One of her cuts had been red and puffy since the evening before, and now it began to ache fiercely. She passed a nondescript church with a decrepit graveyard, and took advantage of the fact that the congregation clearly did not employ a regular gardener. Picking her way through wild shrubbery that slapped at her wet skirts, she reached the patchy cover of a small weeping willow, and perched atop a ledgerstone, murmuring her apologies to a certain Mrs. Thistlethwaite. Surely Iseult wouldn’t have minded if the situations were reversed, and a wet and weary traveler sought shelter over her bones. Welcome! she would shout up through the clay.
She didn’t think of suicide often, and then only abstractly. She would have been surprised to hear someone suggest that she might consider it. She saw no connection between what she did and a genuine desire to die.
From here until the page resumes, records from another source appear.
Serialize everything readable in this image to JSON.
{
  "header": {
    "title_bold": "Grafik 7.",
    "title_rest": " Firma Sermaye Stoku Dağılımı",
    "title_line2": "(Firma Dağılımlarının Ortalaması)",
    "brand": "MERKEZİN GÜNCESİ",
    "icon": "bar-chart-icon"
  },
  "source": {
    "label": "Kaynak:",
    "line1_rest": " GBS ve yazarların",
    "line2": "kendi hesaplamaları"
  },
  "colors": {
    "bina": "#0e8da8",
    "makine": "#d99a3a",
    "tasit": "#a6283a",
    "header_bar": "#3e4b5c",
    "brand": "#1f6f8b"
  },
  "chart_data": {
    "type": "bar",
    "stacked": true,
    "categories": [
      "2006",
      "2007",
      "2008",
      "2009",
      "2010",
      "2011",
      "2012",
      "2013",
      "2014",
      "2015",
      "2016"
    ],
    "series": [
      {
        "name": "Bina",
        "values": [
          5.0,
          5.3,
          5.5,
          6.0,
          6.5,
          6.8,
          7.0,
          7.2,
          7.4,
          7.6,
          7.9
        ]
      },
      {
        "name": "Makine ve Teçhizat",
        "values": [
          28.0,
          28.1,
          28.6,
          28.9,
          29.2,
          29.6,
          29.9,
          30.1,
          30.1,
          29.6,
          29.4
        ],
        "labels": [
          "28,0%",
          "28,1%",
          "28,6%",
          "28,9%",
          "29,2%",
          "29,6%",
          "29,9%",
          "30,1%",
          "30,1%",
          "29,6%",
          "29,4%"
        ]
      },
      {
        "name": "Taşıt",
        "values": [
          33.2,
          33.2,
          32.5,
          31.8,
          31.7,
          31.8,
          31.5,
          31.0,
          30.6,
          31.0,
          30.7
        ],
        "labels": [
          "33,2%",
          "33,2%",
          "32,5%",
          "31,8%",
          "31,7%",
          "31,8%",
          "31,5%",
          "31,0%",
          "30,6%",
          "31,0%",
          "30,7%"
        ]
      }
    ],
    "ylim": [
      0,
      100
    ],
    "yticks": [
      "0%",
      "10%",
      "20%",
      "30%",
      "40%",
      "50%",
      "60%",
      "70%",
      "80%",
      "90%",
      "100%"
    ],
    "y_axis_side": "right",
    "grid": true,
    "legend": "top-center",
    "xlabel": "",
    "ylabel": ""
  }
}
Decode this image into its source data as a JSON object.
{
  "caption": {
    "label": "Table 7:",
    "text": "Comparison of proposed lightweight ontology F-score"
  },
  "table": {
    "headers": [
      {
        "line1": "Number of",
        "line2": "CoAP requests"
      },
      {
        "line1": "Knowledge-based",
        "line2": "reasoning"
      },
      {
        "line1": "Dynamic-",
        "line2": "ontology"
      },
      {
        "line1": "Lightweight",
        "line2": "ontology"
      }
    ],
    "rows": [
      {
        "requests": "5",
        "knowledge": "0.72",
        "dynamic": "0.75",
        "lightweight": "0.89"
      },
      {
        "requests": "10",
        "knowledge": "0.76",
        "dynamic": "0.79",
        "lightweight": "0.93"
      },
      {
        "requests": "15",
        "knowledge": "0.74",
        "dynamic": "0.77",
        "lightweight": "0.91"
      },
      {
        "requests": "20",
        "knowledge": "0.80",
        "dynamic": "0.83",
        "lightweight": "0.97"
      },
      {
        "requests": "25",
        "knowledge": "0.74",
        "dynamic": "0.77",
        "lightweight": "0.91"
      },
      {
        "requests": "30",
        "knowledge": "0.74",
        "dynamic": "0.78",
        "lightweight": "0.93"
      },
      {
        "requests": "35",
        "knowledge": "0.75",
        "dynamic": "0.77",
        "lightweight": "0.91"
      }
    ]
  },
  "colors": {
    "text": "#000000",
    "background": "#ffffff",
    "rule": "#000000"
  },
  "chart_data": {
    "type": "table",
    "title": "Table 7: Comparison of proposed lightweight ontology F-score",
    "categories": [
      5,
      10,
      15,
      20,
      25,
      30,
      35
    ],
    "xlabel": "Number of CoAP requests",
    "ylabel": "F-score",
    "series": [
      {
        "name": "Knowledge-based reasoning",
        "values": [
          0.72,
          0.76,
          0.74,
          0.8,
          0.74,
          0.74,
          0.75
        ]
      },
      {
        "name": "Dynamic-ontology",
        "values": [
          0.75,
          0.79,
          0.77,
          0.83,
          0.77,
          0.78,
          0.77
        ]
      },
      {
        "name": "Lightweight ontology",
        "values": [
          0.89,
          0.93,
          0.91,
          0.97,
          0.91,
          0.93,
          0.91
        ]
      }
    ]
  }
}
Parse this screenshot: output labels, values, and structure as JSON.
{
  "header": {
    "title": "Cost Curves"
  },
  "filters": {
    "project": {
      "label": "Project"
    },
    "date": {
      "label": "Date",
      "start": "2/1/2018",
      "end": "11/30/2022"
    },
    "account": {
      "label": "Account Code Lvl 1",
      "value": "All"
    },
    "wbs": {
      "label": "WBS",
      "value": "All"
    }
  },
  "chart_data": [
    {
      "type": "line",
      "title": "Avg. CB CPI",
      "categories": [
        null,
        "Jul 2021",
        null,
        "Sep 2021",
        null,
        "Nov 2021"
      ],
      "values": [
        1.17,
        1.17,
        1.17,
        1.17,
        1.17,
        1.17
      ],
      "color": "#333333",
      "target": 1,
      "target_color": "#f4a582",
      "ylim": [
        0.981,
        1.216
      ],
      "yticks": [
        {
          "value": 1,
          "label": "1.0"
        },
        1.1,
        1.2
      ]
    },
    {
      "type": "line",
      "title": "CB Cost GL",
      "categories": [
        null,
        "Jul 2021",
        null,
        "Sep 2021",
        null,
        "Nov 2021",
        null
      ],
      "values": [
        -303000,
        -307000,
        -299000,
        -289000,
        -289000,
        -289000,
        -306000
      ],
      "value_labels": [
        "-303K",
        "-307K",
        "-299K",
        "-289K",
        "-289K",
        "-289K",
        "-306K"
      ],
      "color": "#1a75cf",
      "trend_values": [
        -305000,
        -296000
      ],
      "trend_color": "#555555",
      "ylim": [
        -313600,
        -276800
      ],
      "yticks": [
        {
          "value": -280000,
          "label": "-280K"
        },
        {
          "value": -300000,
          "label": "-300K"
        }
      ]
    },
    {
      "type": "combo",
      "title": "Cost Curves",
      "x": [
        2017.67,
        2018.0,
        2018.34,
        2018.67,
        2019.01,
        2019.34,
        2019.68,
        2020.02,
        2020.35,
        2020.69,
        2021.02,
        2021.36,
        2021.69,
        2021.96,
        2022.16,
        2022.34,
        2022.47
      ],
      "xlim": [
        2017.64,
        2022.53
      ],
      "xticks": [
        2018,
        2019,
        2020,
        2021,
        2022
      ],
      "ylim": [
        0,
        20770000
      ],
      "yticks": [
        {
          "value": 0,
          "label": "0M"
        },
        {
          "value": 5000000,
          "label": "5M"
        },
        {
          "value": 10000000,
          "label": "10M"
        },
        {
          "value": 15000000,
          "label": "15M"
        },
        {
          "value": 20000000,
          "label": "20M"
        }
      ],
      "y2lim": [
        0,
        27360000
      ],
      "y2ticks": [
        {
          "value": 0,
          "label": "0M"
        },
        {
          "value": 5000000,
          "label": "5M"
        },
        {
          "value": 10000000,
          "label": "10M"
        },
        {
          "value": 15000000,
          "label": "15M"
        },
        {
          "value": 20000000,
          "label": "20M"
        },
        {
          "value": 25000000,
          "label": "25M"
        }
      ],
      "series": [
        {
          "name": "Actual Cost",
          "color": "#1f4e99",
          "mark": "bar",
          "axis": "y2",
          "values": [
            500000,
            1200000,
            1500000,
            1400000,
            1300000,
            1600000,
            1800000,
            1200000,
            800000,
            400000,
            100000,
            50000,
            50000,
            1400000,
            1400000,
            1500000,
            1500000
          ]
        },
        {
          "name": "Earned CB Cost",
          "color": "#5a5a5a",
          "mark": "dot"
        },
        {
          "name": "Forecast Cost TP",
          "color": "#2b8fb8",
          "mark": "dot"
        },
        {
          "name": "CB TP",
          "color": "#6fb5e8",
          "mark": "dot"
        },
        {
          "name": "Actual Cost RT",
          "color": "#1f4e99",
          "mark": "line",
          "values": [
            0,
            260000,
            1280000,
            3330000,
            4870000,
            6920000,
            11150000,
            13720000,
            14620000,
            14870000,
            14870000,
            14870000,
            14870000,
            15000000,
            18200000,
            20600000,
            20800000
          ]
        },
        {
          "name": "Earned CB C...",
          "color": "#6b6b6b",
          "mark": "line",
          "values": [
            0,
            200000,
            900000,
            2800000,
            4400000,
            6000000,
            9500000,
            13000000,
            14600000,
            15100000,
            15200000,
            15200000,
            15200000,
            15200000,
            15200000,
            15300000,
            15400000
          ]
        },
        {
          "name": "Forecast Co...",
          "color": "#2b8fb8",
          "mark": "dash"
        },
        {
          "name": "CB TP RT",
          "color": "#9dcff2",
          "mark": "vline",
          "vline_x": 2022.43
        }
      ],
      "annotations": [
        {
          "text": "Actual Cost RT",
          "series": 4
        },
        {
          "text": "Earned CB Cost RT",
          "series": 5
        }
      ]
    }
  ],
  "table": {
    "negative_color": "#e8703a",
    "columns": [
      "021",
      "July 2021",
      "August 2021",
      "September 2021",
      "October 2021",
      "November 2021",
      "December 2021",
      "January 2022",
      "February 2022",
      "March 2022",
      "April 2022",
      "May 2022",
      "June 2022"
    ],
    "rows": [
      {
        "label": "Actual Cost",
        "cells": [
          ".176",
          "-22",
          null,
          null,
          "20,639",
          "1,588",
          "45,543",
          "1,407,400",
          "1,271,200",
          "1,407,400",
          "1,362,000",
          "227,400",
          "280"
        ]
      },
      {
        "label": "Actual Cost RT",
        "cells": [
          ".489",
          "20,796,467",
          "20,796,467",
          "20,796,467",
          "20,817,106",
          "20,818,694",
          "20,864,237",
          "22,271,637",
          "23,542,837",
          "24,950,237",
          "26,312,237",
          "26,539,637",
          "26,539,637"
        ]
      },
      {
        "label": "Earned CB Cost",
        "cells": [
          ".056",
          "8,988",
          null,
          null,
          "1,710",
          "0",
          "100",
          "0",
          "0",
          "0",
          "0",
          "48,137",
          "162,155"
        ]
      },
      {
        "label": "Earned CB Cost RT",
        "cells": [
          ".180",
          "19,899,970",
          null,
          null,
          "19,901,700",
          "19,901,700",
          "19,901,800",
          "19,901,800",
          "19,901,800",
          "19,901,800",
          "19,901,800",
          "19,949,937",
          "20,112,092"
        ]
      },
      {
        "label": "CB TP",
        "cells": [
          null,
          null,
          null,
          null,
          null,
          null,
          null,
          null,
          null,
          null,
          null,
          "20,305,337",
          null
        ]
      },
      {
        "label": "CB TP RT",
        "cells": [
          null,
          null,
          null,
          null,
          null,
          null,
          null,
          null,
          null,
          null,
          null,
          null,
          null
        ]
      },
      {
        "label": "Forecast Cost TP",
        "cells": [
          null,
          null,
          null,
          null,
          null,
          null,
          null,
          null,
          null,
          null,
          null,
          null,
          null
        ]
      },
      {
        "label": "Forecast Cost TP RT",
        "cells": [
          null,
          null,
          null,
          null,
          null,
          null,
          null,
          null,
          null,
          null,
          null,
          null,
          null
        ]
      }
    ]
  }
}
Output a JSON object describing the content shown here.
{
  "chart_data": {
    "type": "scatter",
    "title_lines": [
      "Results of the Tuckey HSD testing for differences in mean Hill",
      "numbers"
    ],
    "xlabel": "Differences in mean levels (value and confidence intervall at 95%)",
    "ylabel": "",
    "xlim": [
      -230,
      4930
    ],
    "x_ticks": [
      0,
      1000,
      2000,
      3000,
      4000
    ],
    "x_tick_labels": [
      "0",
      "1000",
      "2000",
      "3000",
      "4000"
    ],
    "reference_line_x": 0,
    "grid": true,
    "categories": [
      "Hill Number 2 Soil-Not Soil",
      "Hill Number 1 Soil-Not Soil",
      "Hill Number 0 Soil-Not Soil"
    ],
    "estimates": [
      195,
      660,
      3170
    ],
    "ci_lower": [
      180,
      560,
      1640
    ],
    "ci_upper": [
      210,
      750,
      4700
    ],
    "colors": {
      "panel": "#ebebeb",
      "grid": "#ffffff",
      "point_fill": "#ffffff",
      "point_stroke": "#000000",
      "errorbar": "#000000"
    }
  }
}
She wanted to live, of course; who didn’t? She just wanted to live in a different way, and it was difficult to achieve, and most didn’t understand the means to her end.
It had been mentioned to her over the years, by cruel schoolmates (and her father), that her death would be more beneficial to others than her life. She’d never cared much when other girls sneered this at her, and from her father she took it as a challenge to live as long as possible.
The rain showed no signs of stopping, but she was largely protected underneath the tree. Soggy rain spots on her black dress looked like seeping blood, although possibly only to Iseult. She tried to think about marriage. She honestly didn’t know much about it, hadn’t witnessed many marriages firsthand. Her father had not, to her knowledge, even considered remarriage. Mentions of Mr. Pennington were few and far between, as well of being devoid of much detail. Her aunt Catherine had a husband, Fordham, who was wide and overbearing. He behaved toward everyone with a forced familiarity that made Iseult squeamish, and whenever she had to submit to a kiss on the cheek in greeting or farewell, she would leave the room as soon as possible to wipe away his saliva. He often chastised his children publicly in a way that embarrassed those who witnessed it. Mr. Wince found him boorish. It was one of the few opinions that father and daughter shared.